Ника отвернулась к стене.
— Послушай, доченька… — сказал он тихо, мягким голосом, — я всегда знал, что у меня не может быть детей. Но не говорил об этом маме, чтобы не лишать её надежды, чтобы у неё была возможность… ну… сделать вид, что ребёнок от меня. И она сделала то, что любая мудрая женщина сделала бы на её месте… с моего молчаливого согласия… Для меня это абсолютно ничего не меняет. У меня всё равно нет и не будет никого ближе, дороже и любимее тебя. И так будет всегда. Ты должна себя чувствовать совершенно свободной в своих мыслях и действиях. Если она открыла тебе имя твоего родного отца, которого я не знаю, и ты захочешь его найти, я тебе в этом всячески помогу, и…

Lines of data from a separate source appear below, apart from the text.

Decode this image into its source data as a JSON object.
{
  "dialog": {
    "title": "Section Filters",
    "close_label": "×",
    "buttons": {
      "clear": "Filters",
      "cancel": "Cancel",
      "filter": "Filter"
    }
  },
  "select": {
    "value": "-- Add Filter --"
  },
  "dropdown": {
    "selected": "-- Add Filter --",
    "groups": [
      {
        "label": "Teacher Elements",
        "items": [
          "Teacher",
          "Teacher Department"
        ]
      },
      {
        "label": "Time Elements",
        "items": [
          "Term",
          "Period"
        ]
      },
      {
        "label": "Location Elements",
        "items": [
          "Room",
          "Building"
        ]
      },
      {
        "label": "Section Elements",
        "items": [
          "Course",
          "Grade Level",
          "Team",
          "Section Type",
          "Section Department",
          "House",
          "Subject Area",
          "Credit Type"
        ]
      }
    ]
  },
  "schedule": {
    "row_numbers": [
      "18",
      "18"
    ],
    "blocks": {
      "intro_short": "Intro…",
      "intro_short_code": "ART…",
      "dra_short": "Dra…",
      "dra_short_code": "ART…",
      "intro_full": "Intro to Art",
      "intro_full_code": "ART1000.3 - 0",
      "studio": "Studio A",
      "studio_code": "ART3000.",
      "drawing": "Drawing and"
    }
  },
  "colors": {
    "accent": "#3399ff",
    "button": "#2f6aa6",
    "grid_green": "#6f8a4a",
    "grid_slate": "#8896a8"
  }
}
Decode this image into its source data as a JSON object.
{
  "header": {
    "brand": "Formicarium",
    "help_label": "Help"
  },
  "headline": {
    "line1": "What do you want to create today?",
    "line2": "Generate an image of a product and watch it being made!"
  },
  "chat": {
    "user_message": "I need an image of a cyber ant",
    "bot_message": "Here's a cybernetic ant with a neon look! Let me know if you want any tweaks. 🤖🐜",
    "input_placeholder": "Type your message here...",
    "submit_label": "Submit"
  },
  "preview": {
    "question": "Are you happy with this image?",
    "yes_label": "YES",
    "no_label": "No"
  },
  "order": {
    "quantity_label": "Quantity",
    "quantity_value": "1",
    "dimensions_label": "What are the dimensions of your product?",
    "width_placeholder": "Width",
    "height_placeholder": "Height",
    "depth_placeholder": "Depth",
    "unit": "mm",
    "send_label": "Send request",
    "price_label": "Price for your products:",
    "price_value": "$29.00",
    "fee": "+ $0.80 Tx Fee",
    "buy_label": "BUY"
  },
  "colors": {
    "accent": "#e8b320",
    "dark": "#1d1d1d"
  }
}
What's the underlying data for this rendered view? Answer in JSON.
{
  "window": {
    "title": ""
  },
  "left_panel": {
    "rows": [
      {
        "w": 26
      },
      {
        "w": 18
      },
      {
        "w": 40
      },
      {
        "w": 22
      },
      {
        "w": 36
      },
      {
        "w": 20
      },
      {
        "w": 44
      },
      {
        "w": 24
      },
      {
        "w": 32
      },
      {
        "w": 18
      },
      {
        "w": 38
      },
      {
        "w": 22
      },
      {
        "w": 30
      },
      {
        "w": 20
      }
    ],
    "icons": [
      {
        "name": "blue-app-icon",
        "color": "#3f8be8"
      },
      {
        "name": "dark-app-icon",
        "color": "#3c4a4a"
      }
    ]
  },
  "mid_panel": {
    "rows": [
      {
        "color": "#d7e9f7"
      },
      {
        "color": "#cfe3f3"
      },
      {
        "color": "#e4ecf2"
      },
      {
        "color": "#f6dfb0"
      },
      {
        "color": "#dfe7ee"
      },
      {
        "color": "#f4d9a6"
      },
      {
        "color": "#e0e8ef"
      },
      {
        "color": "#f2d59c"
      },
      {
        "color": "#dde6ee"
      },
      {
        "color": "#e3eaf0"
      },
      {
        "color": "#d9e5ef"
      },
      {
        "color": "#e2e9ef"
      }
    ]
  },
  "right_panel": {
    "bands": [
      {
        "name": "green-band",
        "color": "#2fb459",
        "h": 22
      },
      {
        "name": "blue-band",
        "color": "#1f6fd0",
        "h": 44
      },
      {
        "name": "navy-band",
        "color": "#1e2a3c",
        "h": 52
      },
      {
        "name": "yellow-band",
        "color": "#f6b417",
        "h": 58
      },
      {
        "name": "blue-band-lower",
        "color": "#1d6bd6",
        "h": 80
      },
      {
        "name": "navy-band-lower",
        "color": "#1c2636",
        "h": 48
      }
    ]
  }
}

Ника не дала ему договорить. Ей показалось, что у неё в мозгу что-то лопнуло, взорвалось и она, обливаясь на этот раз, уже слезами любви и счастья, бросилась к нему на шею.

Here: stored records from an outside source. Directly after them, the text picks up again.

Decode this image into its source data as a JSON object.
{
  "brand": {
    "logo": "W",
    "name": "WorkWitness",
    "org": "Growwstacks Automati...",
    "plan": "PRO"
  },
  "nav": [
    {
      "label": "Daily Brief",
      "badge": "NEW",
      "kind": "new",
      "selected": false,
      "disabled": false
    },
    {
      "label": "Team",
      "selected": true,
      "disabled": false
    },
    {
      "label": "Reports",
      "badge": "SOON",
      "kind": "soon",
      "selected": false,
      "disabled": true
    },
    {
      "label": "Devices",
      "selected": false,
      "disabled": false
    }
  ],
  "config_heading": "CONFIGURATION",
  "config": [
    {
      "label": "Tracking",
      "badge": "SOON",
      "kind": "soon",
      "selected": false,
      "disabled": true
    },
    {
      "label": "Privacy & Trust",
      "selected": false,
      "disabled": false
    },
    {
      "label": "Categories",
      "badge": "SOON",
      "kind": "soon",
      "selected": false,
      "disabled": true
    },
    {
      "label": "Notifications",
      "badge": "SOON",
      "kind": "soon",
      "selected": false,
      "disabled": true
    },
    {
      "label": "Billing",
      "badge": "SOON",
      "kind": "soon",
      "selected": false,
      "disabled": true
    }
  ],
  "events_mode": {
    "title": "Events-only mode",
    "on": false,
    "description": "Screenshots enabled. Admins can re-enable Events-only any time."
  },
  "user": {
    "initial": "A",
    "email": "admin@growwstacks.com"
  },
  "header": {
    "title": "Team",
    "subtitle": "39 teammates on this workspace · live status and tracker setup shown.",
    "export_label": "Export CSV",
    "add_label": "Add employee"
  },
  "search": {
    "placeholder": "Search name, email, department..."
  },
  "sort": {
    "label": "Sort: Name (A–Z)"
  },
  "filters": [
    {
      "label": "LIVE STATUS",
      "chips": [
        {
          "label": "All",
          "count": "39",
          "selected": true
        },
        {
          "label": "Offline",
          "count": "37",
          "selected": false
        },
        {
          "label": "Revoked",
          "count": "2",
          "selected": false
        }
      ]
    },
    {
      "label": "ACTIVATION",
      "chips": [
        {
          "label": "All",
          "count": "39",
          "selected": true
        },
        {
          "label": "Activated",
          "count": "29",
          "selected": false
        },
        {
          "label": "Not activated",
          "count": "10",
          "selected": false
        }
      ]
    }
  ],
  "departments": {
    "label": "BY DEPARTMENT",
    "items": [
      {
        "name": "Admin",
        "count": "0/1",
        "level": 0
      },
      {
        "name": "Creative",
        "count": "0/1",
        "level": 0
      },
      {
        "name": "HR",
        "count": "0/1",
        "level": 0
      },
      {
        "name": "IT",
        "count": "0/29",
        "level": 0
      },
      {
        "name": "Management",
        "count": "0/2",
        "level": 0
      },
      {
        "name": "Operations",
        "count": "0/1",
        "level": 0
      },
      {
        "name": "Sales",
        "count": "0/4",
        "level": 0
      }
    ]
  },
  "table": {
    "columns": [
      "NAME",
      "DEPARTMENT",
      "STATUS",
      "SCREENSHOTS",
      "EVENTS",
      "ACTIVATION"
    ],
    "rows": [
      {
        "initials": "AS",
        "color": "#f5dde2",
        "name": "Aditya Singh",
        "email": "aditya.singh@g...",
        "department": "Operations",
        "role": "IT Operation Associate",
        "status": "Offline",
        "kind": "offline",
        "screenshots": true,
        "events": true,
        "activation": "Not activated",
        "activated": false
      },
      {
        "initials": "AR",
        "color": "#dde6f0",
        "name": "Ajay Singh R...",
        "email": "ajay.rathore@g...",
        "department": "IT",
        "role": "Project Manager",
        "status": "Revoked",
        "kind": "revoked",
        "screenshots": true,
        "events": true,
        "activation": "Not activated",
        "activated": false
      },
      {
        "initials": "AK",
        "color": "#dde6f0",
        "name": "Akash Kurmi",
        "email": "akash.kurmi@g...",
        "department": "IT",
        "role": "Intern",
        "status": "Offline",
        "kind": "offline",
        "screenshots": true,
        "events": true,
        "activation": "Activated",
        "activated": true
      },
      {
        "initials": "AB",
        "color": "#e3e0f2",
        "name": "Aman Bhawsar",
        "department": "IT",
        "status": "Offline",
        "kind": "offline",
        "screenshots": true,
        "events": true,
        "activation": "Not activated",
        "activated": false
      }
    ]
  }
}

— Мой отец — это ты. И только ты. Мой самый родной отец… и других мне не надо. И так будет всегда, — повторила она его же фразу. — И мне больше никогда и никто не будет нужен. Прости меня за… за мои подлые сомнения. Я буду любить тебя за всех… и за неё тоже… — Она испытала в этот момент тот наивысший, почти мистический момент счастья, которое запомнится ей на всю жизнь, счастье любить и быть любимой, счастье свободы от глупых, навязанных людьми условностей. — Я подлая, я тебя не достойна… Как я могла усомниться?!.. — очистительные слёзы лились потоками, омывая её лицо и душу.
Лев Григорьевич всхлипнул сам, растроганный таким бурным проявлением чувств у своей обычно сдержанной дочери и, хлопнув себя по лысине, сказал: — Сам виноват, старый дурак, давно надо было сказать тебе правду! Можно подумать, что любовь непременно связана с кровным родством.
Он вытер ей своим платком слёзы, поцеловал в лоб и, накрыв с подбородком одеялом, выключил свет и вышел из комнаты.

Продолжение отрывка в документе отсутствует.